Sam Lee celebrates unsung Brighton folk legend in special Nightingale walk
Mercury Prize nominated folk singer and song collector Sam Lee is paying homage to the late Mary Ann Haynes – a legendary Brighton-based Romany gypsy singer – as part of his award-winning Nightingale Walks (Tuesday 19, Wednesday 20 and Thursday 21 May from 9pm) at Brighton Festival 2015.
Born in 1905 in a Faversham wagon parked behind The Coach and Horses in Portsmouth, Mary Ann Haynes settled in Brighton where she worked as a flower-seller on the waterfront, earning enough to support her family but never achieving success as a singer in her lifetime. After her death in 1977 she was discovered by renowned folk recordist Mike Yates and her legacy of many hundreds of songs have now entered into the folk revival repertoire and adopted by self –confessed song collector Sam Lee.
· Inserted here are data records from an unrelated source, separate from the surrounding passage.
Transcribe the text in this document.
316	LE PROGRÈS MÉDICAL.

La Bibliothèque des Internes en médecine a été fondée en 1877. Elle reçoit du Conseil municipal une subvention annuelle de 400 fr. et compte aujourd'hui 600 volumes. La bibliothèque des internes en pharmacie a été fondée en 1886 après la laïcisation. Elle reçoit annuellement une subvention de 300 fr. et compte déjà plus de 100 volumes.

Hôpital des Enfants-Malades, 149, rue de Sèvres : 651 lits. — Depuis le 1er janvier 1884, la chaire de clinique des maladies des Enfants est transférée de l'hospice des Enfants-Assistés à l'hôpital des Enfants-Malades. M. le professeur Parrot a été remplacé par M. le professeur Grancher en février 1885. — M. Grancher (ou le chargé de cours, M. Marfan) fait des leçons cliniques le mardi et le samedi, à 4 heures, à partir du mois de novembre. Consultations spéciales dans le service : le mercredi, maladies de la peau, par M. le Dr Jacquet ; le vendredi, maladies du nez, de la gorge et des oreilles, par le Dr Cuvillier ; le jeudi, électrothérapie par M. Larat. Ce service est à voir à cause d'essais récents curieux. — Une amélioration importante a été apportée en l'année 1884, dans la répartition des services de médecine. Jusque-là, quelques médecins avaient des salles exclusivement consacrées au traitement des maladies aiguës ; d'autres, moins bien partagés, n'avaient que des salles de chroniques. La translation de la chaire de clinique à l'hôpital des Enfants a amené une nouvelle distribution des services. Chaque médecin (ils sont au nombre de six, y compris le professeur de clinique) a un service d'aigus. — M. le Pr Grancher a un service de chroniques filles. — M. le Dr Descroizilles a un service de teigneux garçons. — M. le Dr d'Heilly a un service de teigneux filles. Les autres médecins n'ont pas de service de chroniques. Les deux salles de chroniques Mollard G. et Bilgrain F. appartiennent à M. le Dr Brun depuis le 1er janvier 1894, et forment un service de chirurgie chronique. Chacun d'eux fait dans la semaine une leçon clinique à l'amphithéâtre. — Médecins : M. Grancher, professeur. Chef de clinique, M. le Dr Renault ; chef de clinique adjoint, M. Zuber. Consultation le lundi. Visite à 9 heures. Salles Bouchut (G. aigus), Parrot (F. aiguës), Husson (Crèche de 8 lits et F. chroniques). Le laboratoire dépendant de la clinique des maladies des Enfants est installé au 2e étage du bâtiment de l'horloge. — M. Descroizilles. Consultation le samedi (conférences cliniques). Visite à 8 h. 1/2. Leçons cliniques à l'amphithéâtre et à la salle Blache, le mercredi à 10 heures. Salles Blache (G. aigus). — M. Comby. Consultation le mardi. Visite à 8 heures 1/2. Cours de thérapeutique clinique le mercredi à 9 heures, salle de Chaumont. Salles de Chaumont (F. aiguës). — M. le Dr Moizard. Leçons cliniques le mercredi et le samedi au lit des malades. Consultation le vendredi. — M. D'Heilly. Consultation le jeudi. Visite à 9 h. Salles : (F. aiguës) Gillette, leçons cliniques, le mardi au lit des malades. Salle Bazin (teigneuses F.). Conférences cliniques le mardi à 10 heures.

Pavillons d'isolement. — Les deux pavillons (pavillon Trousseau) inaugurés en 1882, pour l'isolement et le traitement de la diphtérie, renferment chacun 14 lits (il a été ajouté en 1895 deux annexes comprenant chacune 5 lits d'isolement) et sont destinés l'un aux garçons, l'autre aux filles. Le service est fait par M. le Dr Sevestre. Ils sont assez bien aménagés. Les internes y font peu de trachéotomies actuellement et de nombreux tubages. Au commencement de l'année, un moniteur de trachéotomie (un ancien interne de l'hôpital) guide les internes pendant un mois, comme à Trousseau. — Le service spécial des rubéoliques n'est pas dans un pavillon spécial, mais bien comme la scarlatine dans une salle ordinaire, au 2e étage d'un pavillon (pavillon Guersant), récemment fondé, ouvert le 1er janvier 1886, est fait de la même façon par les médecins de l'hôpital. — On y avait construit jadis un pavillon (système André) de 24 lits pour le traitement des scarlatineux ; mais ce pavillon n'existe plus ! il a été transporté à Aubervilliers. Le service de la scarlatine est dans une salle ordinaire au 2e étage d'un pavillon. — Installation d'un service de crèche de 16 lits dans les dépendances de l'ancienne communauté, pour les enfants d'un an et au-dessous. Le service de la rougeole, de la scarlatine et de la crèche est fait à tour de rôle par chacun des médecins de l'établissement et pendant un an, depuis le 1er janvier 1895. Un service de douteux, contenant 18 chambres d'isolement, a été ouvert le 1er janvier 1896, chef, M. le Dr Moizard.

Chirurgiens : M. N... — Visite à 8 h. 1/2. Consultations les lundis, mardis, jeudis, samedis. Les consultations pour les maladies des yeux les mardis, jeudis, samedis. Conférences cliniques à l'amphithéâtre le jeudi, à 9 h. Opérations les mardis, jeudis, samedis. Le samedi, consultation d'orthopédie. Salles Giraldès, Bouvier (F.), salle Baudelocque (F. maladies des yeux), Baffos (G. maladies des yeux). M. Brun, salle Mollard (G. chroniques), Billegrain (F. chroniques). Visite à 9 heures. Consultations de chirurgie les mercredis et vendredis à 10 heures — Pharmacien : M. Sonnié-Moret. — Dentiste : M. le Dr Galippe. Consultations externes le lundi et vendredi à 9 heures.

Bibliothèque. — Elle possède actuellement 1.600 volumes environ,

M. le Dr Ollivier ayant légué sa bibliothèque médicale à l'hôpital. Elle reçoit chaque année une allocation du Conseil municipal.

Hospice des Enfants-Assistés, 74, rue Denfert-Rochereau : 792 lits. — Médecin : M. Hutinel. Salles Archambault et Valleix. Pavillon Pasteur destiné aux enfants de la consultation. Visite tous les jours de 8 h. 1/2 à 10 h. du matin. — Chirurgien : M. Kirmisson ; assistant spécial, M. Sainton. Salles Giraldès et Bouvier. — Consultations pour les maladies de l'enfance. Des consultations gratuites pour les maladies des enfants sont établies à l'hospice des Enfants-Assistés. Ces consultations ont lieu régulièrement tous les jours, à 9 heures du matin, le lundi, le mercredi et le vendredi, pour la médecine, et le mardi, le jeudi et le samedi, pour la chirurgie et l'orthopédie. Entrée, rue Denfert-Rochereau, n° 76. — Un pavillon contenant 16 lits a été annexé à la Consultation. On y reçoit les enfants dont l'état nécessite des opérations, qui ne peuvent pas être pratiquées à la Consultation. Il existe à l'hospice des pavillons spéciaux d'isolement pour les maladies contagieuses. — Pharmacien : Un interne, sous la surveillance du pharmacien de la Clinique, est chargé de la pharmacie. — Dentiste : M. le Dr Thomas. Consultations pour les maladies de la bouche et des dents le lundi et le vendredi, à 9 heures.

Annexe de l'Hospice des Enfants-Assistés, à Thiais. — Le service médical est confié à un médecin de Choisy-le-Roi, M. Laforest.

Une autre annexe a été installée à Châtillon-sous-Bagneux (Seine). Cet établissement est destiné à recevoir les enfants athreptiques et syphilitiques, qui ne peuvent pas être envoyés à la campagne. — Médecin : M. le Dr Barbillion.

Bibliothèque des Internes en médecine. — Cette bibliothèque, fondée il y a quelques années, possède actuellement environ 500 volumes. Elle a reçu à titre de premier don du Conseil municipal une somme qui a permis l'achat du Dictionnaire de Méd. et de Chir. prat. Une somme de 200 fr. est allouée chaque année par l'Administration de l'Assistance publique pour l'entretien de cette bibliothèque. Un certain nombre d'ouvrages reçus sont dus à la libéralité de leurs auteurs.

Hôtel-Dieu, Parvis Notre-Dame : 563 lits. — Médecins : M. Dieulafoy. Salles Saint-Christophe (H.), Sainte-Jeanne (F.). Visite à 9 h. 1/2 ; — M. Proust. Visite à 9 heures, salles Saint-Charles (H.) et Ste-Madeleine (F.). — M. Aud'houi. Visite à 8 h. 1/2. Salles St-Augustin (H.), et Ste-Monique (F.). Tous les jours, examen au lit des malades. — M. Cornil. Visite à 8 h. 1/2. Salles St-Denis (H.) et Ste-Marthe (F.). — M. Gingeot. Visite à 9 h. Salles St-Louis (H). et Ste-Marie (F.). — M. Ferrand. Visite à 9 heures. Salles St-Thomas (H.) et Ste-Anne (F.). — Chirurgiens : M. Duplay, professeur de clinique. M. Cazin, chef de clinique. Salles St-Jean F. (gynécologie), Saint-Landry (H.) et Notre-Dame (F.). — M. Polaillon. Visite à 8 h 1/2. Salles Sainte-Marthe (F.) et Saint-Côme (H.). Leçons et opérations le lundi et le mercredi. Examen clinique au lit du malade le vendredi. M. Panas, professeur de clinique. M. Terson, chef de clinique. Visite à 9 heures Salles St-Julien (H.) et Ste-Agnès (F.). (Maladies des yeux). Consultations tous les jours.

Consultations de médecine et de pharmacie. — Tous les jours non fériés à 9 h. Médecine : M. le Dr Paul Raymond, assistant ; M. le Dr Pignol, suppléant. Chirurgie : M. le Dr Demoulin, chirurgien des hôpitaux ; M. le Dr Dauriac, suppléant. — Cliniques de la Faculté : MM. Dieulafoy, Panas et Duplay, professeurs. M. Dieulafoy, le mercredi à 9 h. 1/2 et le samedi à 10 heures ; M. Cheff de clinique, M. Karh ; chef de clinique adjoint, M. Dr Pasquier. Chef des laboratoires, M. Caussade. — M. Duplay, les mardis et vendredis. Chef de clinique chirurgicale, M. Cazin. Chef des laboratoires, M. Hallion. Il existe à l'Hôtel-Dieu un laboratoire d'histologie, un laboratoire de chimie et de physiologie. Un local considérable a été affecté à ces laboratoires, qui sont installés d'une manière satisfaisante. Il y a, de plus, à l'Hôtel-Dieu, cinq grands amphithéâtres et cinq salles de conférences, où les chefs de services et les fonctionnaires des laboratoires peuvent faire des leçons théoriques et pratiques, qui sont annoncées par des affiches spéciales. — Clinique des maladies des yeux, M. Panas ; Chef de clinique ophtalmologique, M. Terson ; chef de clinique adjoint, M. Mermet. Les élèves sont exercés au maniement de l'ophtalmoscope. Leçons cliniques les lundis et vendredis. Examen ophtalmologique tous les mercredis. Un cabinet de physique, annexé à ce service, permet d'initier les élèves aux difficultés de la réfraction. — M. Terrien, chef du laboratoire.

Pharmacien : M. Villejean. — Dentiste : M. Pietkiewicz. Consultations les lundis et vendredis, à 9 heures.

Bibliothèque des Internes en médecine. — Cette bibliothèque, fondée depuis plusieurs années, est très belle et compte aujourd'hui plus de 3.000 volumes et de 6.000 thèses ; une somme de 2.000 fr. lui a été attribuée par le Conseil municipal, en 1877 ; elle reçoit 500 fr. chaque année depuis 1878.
‘I first discovered Mary Ann Haynes while I was indexing the Sound Archives at The Vaughan Williams Memorial Library about 10 years ago. I was set to work on the Mike Yates archive - he was the one who discovered her and recorded her singing, so I got the privilege of listening to all the songs he recorded beyond the ones that were publicly released on Topic Records in the 70s,’ explains Lee.
‘I think her songs have been a go--to repertoire as she had wonderful full and melodically interesting versions of some classic songs, and had that unique gypsy modal style that gave her tunes this wonderfully exotic twist to them.. I think it was some years before the taste for these versions came more popular, hence her possible lack of featuring in the revival festivals and folk clubs.’
In a recent concert at Brighton Dome Corn Exchange Lee met Betty Date, Mary Ann Haynes’ only surviving child who had seen him talk about his love of Hayne’s music at the launch of Brighton Festival 2013.
Sam Lee will perform Haynes’ Trees they Do grow High, Colour of Amber, Lovely Johnny and The Tanyard Side during his Brighton Festival event; a one-of-a-kind promenade performance taking place in ‘a melodius plot of beechen green’ out on the South Downs. In the dead silence of the night, accompanied by musicians, Sam will sing traditional songs to the nightingales as they sing back to him from the thickets in what promises to be a spellbinding and unforgettable call-and-response collaboration between man and bird.